In Server::handle_client_unlinkļ¼first, rdlock the filelock of the inode to be deleted, and then in Server::_dir_is_nonempty, confirm that filelock can read through "assert(in->filelock.can_read(mdr->get_client()))".But filelock allows can_rdlock but not allow can_read in two states, like the following two states:
[LOCK_EXCL] = { 0, true, LOCK_LOCK, 0, 0, XCL, XCL, 0, 0, 0, [LOCK_EXCL_XSYN] = { LOCK_XSYN, false, LOCK_LOCK, 0, 0, XCL, 0, 0, 0, 0,
If the filelock is in these two states, will the above assert appears?

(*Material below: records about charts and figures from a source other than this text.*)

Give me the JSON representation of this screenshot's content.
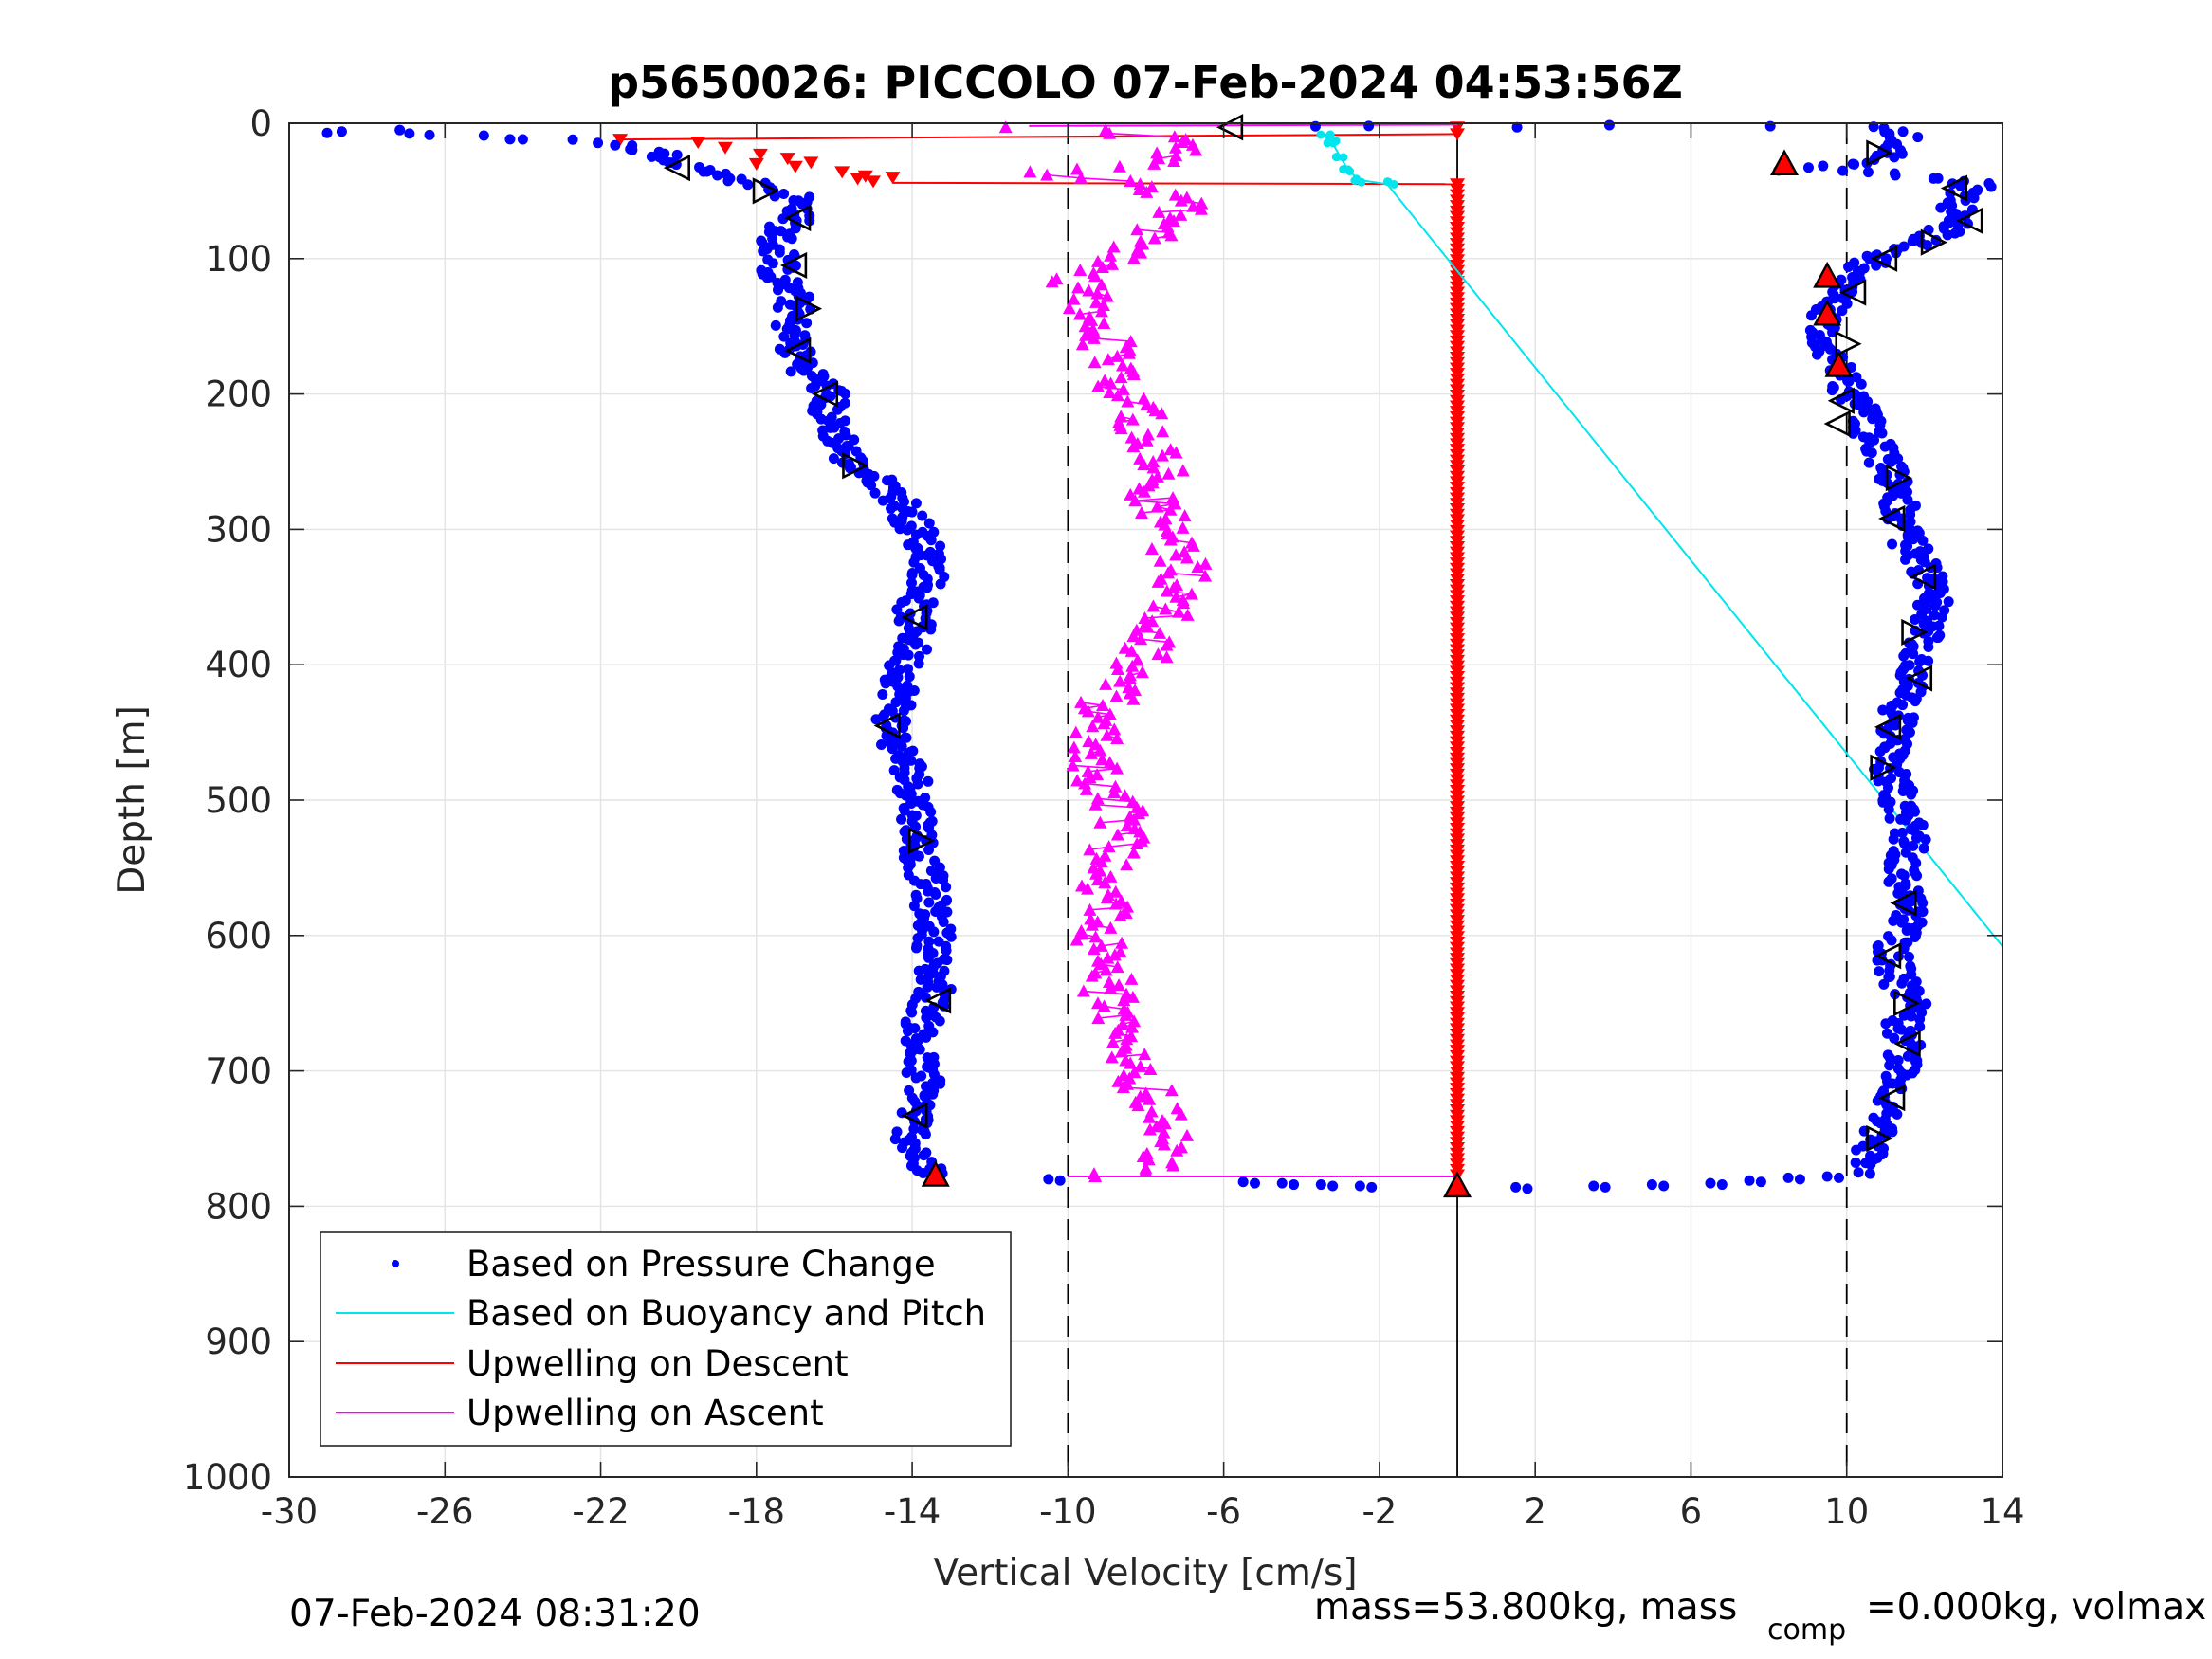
{
  "chart_data": {
    "type": "scatter",
    "title": "p5650026: PICCOLO 07-Feb-2024 04:53:56Z",
    "xlabel": "Vertical Velocity [cm/s]",
    "ylabel": "Depth [m]",
    "xlim": [
      -30,
      14
    ],
    "ylim": [
      0,
      1000
    ],
    "y_reversed": true,
    "grid": true,
    "x_ticks": [
      -30,
      -26,
      -22,
      -18,
      -14,
      -10,
      -6,
      -2,
      2,
      6,
      10,
      14
    ],
    "y_ticks": [
      0,
      100,
      200,
      300,
      400,
      500,
      600,
      700,
      800,
      900,
      1000
    ],
    "reference_lines": [
      {
        "x": -10,
        "style": "dashed"
      },
      {
        "x": 0,
        "style": "solid"
      },
      {
        "x": 10,
        "style": "dashed"
      }
    ],
    "legend_position": "bottom-left",
    "series": [
      {
        "name": "Based on Pressure Change",
        "color": "#0000ff",
        "marker": "dot",
        "descent_profile": [
          [
            -29.4,
            8
          ],
          [
            -27.5,
            6
          ],
          [
            -24.5,
            11
          ],
          [
            -22.8,
            13
          ],
          [
            -21.5,
            16
          ],
          [
            -20.5,
            22
          ],
          [
            -19.8,
            30
          ],
          [
            -19.0,
            38
          ],
          [
            -18.3,
            43
          ],
          [
            -17.6,
            48
          ],
          [
            -17.0,
            55
          ],
          [
            -16.8,
            65
          ],
          [
            -17.2,
            75
          ],
          [
            -17.6,
            90
          ],
          [
            -17.3,
            100
          ],
          [
            -17.5,
            110
          ],
          [
            -17.0,
            130
          ],
          [
            -17.1,
            150
          ],
          [
            -17.0,
            170
          ],
          [
            -16.6,
            185
          ],
          [
            -16.1,
            200
          ],
          [
            -16.2,
            215
          ],
          [
            -15.8,
            235
          ],
          [
            -15.6,
            250
          ],
          [
            -14.8,
            265
          ],
          [
            -14.3,
            280
          ],
          [
            -13.9,
            300
          ],
          [
            -13.5,
            320
          ],
          [
            -13.6,
            340
          ],
          [
            -14.0,
            360
          ],
          [
            -13.9,
            380
          ],
          [
            -14.2,
            400
          ],
          [
            -14.3,
            420
          ],
          [
            -14.5,
            440
          ],
          [
            -14.4,
            460
          ],
          [
            -14.0,
            480
          ],
          [
            -13.9,
            500
          ],
          [
            -13.8,
            520
          ],
          [
            -13.8,
            540
          ],
          [
            -13.6,
            560
          ],
          [
            -13.5,
            580
          ],
          [
            -13.4,
            600
          ],
          [
            -13.5,
            620
          ],
          [
            -13.4,
            640
          ],
          [
            -13.7,
            660
          ],
          [
            -13.9,
            680
          ],
          [
            -13.8,
            700
          ],
          [
            -13.6,
            710
          ],
          [
            -13.9,
            730
          ],
          [
            -14.0,
            750
          ],
          [
            -13.8,
            765
          ],
          [
            -13.6,
            778
          ]
        ],
        "bottom_profile": [
          [
            -10.5,
            780
          ],
          [
            -5.5,
            782
          ],
          [
            -4.5,
            783
          ],
          [
            -3.5,
            784
          ],
          [
            -2.5,
            785
          ],
          [
            1.5,
            786
          ],
          [
            3.5,
            785
          ],
          [
            5.0,
            784
          ],
          [
            6.5,
            783
          ],
          [
            7.5,
            781
          ],
          [
            8.5,
            779
          ],
          [
            9.5,
            778
          ],
          [
            10.3,
            775
          ]
        ],
        "ascent_profile": [
          [
            10.5,
            770
          ],
          [
            10.7,
            750
          ],
          [
            11.0,
            730
          ],
          [
            11.4,
            710
          ],
          [
            11.5,
            690
          ],
          [
            11.4,
            670
          ],
          [
            11.6,
            650
          ],
          [
            11.3,
            630
          ],
          [
            11.1,
            610
          ],
          [
            11.6,
            590
          ],
          [
            11.5,
            570
          ],
          [
            11.5,
            550
          ],
          [
            11.6,
            530
          ],
          [
            11.5,
            510
          ],
          [
            11.2,
            490
          ],
          [
            11.0,
            470
          ],
          [
            11.2,
            450
          ],
          [
            11.4,
            430
          ],
          [
            11.7,
            410
          ],
          [
            11.9,
            390
          ],
          [
            12.1,
            370
          ],
          [
            12.2,
            350
          ],
          [
            12.0,
            330
          ],
          [
            11.6,
            310
          ],
          [
            11.4,
            290
          ],
          [
            11.3,
            270
          ],
          [
            11.0,
            250
          ],
          [
            10.6,
            230
          ],
          [
            10.3,
            210
          ],
          [
            9.9,
            190
          ],
          [
            9.6,
            170
          ],
          [
            9.5,
            150
          ],
          [
            9.6,
            130
          ],
          [
            9.9,
            115
          ],
          [
            10.8,
            100
          ],
          [
            11.8,
            90
          ],
          [
            12.5,
            80
          ],
          [
            12.8,
            70
          ],
          [
            12.9,
            55
          ],
          [
            13.4,
            45
          ],
          [
            12.0,
            40
          ],
          [
            11.0,
            38
          ],
          [
            9.5,
            36
          ],
          [
            8.0,
            35
          ],
          [
            10.5,
            30
          ],
          [
            11.2,
            22
          ],
          [
            11.5,
            15
          ],
          [
            11.3,
            8
          ],
          [
            11.0,
            3
          ],
          [
            4.2,
            1
          ],
          [
            1.5,
            2
          ],
          [
            -2.0,
            2
          ],
          [
            -4.0,
            2
          ]
        ]
      },
      {
        "name": "Based on Buoyancy and Pitch",
        "color": "#00e5ee",
        "marker": "line",
        "points": [
          [
            -3.4,
            10
          ],
          [
            -3.2,
            15
          ],
          [
            -3.0,
            25
          ],
          [
            -2.8,
            35
          ],
          [
            -2.5,
            42
          ],
          [
            -1.8,
            45
          ],
          [
            14.0,
            608
          ]
        ]
      },
      {
        "name": "Upwelling on Descent",
        "color": "#ff0000",
        "marker": "down-triangle",
        "surface_points": [
          [
            -21.5,
            12
          ],
          [
            -19.5,
            14
          ],
          [
            -18.8,
            18
          ],
          [
            -17.9,
            23
          ],
          [
            -17.2,
            26
          ],
          [
            -16.6,
            29
          ],
          [
            -18.0,
            30
          ],
          [
            -17.0,
            32
          ],
          [
            -15.8,
            36
          ],
          [
            -15.2,
            39
          ],
          [
            -14.5,
            40
          ],
          [
            -15.4,
            41
          ],
          [
            -15.0,
            43
          ],
          [
            0,
            8
          ],
          [
            0,
            3
          ]
        ],
        "depth_range": [
          45,
          780
        ],
        "x_value": 0,
        "connectors": [
          [
            -21.5,
            12,
            0,
            8
          ],
          [
            -14.5,
            44,
            0,
            45
          ]
        ]
      },
      {
        "name": "Upwelling on Ascent",
        "color": "#ff00ff",
        "marker": "up-triangle",
        "profile": [
          [
            -9.5,
            778
          ],
          [
            -7.8,
            770
          ],
          [
            -7.4,
            750
          ],
          [
            -7.6,
            730
          ],
          [
            -8.0,
            710
          ],
          [
            -8.6,
            690
          ],
          [
            -8.8,
            670
          ],
          [
            -9.0,
            650
          ],
          [
            -8.9,
            630
          ],
          [
            -9.1,
            610
          ],
          [
            -9.2,
            590
          ],
          [
            -9.0,
            570
          ],
          [
            -9.1,
            550
          ],
          [
            -8.7,
            530
          ],
          [
            -8.6,
            510
          ],
          [
            -9.2,
            490
          ],
          [
            -9.3,
            470
          ],
          [
            -9.4,
            450
          ],
          [
            -9.1,
            430
          ],
          [
            -8.4,
            410
          ],
          [
            -8.0,
            390
          ],
          [
            -7.6,
            370
          ],
          [
            -7.2,
            350
          ],
          [
            -7.0,
            330
          ],
          [
            -7.3,
            310
          ],
          [
            -7.6,
            290
          ],
          [
            -7.8,
            270
          ],
          [
            -7.5,
            250
          ],
          [
            -7.9,
            230
          ],
          [
            -8.3,
            210
          ],
          [
            -8.7,
            190
          ],
          [
            -8.9,
            170
          ],
          [
            -9.2,
            150
          ],
          [
            -9.6,
            130
          ],
          [
            -9.8,
            115
          ],
          [
            -8.9,
            100
          ],
          [
            -8.0,
            85
          ],
          [
            -7.2,
            70
          ],
          [
            -6.8,
            55
          ],
          [
            -8.5,
            45
          ],
          [
            -10.5,
            36
          ],
          [
            -7.5,
            30
          ],
          [
            -7.0,
            20
          ],
          [
            -7.6,
            10
          ],
          [
            -9.0,
            5
          ],
          [
            -11.0,
            3
          ]
        ],
        "connectors": [
          [
            -11.0,
            2,
            0,
            1
          ],
          [
            -10.0,
            778,
            0,
            778
          ]
        ]
      }
    ],
    "start_marker": {
      "x": -5.8,
      "y": 3,
      "shape": "left-triangle"
    },
    "open_triangle_markers": [
      [
        -20.0,
        33
      ],
      [
        -17.8,
        50
      ],
      [
        -16.9,
        70
      ],
      [
        -17.0,
        105
      ],
      [
        -16.7,
        137
      ],
      [
        -16.9,
        168
      ],
      [
        -16.2,
        200
      ],
      [
        -15.5,
        253
      ],
      [
        -13.9,
        365
      ],
      [
        -14.6,
        445
      ],
      [
        -13.8,
        530
      ],
      [
        -13.3,
        648
      ],
      [
        -13.9,
        733
      ],
      [
        10.8,
        22
      ],
      [
        12.8,
        48
      ],
      [
        13.2,
        72
      ],
      [
        12.2,
        88
      ],
      [
        11.0,
        100
      ],
      [
        10.2,
        125
      ],
      [
        10.0,
        163
      ],
      [
        9.9,
        205
      ],
      [
        9.8,
        222
      ],
      [
        11.3,
        262
      ],
      [
        11.2,
        292
      ],
      [
        12.0,
        335
      ],
      [
        11.7,
        376
      ],
      [
        11.9,
        410
      ],
      [
        11.1,
        446
      ],
      [
        10.9,
        476
      ],
      [
        11.5,
        576
      ],
      [
        11.1,
        615
      ],
      [
        11.5,
        650
      ],
      [
        11.6,
        680
      ],
      [
        11.2,
        720
      ],
      [
        10.8,
        750
      ]
    ],
    "red_triangle_markers": [
      [
        -13.4,
        777
      ],
      [
        8.4,
        30
      ],
      [
        9.5,
        113
      ],
      [
        9.5,
        141
      ],
      [
        9.8,
        179
      ],
      [
        0,
        785
      ]
    ],
    "bottom_left_timestamp": "07-Feb-2024 08:31:20",
    "footer_main": "mass=53.800kg, mass",
    "footer_sub": "comp",
    "footer_tail": "=0.000kg, volmax"
  }
}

Updated by Patrick Donnelly over 3 years ago
- Status changed from New to Triaged
- Assignee set to Sidharth Anupkrishnan
- Target version set to v16.0.0
- Component(FS) MDS added
Updated by Patrick Donnelly over 3 years ago
- Target version changed from v16.0.0 to v17.0.0
- Backport set to pacific,octopus,nautilus
Updated by Sidharth Anupkrishnan about 3 years ago
Thanks for bringing this up!
Was it a delete only workload? Or was the directory in question subjected to any other operation before an rmdir was issued by the client?
Updated by wei qiaomiao about 3 years ago
The client randomly reads, writes, setsattr, and rmdir to all the directories, but it is not sure what operations have been done before rmdir to the directory in question.